In a world were more than a billion people reside, only few dwell upon the needs and necessities of one’s body. Neglecting the health has severe repercussions, both in children as well as adults. More and more people are falling prey to various cardiac ailments and diseases, as necessary nutrition and aliment gets neglected in day to day life. Since nowadays our lives are fast-track and are characterised by negligible or less physical activity, it is crucial that we adopt some time efficient methods and incorporate certain lifestyle changes to deal with the nuisances of leading a sedentary lifestyle.

Modern era provides us with immense ways to help improve our health, out of which the few listed methods are easy, time efficient and quite convenient. No wonder they are quite popular.


Squats are something we are quite familiar with since out fifth grade. One of the well known punishments the teachers used to offer us. Squats are most time efficient exercise and yields quicker Adonis Golden Ratio results. Squats are proven to escalate the strength of our hips, buttocks and thigh muscles.

People often complain of experiencing severe pain in the lower half of the body after performing several squats. Hence it is advised not to jump like rabbit and in turn perform the exercise slowly and gradually. The number of cycles or the number of repetitions should be such that one does not experience fatigue or difficulty in walking after performing the exercise. The intensity should be increased gradually.

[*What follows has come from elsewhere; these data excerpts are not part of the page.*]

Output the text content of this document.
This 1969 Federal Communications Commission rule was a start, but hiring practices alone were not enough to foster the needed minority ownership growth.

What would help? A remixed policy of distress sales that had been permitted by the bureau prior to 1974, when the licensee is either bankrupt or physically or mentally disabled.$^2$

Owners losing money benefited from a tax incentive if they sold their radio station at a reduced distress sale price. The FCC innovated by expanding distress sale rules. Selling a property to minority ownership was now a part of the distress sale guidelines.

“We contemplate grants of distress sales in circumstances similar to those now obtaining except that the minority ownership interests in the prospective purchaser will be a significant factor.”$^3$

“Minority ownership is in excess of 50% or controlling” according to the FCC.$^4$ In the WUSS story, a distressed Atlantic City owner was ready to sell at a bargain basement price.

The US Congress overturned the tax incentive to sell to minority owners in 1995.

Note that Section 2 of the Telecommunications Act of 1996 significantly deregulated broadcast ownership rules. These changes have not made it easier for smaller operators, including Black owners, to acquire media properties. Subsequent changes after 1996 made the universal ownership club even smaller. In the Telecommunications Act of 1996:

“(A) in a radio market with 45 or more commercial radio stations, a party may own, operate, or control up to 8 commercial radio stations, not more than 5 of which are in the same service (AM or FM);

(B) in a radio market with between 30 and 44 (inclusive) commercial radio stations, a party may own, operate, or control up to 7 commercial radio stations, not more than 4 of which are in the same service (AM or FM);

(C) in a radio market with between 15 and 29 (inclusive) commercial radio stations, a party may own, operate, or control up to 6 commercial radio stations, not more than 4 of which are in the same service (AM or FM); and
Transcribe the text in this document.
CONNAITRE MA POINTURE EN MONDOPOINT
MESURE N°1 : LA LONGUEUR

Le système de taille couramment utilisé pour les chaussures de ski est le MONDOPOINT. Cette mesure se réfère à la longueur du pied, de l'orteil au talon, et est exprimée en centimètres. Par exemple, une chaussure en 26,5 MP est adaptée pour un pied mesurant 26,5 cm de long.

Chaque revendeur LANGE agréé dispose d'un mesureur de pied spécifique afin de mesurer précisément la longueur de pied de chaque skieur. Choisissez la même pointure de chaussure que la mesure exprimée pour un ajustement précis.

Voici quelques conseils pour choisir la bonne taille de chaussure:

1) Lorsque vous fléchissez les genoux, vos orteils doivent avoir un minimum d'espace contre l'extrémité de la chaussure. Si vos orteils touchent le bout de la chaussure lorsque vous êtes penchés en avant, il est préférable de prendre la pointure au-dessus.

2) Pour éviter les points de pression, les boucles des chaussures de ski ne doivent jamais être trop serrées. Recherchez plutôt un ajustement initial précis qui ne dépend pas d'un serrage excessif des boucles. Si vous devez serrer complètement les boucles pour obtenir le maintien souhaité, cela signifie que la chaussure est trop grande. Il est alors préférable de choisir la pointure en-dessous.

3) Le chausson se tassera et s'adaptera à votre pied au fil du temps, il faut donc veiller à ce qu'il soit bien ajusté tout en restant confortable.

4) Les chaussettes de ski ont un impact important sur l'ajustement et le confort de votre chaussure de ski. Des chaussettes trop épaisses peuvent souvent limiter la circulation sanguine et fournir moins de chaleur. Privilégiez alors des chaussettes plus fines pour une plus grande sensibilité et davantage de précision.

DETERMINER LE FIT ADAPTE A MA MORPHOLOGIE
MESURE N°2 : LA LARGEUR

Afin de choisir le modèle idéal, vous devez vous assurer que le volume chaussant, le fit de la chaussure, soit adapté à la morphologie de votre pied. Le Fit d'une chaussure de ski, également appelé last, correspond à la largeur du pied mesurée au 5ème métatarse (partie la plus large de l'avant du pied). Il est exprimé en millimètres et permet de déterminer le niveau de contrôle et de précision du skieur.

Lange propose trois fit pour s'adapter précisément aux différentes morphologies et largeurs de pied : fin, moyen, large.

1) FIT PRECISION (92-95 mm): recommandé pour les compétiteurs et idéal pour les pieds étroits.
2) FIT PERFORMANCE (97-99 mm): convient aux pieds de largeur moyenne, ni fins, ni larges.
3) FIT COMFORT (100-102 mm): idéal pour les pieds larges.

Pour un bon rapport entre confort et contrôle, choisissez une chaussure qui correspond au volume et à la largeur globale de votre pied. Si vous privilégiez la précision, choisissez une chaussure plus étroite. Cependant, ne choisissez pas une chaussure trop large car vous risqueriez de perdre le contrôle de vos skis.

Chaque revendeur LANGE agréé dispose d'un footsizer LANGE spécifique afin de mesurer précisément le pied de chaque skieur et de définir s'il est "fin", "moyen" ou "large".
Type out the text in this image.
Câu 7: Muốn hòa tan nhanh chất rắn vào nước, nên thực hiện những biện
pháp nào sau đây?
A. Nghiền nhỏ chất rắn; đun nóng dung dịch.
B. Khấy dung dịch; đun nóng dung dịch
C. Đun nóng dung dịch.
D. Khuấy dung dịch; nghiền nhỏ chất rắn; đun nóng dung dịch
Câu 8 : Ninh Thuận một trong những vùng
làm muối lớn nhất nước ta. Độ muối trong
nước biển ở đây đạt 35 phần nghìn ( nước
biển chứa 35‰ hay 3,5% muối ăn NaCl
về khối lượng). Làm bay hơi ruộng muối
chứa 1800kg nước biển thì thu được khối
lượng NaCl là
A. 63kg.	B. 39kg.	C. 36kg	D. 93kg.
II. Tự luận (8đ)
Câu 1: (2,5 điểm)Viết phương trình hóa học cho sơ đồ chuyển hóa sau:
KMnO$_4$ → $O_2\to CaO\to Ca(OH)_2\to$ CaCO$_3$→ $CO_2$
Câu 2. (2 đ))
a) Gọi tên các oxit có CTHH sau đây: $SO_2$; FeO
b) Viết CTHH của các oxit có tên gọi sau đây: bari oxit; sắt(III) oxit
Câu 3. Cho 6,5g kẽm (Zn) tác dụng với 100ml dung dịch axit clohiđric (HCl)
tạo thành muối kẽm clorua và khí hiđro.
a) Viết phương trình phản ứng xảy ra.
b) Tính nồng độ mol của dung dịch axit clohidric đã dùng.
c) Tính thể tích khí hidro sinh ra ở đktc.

Squat is a basic level exercise, yet it is quite effective in toning your calve muscle and thighs. It can be performed with great ease and there is very low chance of severe injuries. All you need is a pair of shorts and a light t-shirt, and you are good to go.


From ballerinas to boxer, skipping is just the right exercise for every single person out there. Skipping is perhaps the safest exercise out there. Even toddlers tend to have a liking towards skipping, get the idea? Skipping not only sheds extra fats and muscle mass, but it also evenly tones your body giving a slender yet rugged look to your physique. It is an excellent exercise to maintain the efficiency of the cardiovascular system of our body. Regular skipping increases muscle flexibility and keeps your heart healthy.

Crunches and sit ups.

Routine crunches and sit ups helps in increasing the strength of the abdominal and pelvic muscles. A combination of sit ups and crunches is often preferred as it yields desired results at a much quicker rate.

Sleep, sleep and lots of sleep

Rest and relaxation are as important as routine exercises and fitness programs. Proper sleep and relaxation is crucial to prevent wear and tear of muscle fibres and to avoid muscle aches. Exercises should be performed after regular time intervals to avoid rupture of muscles and delay fatigue and lactic acid concentration in muscles.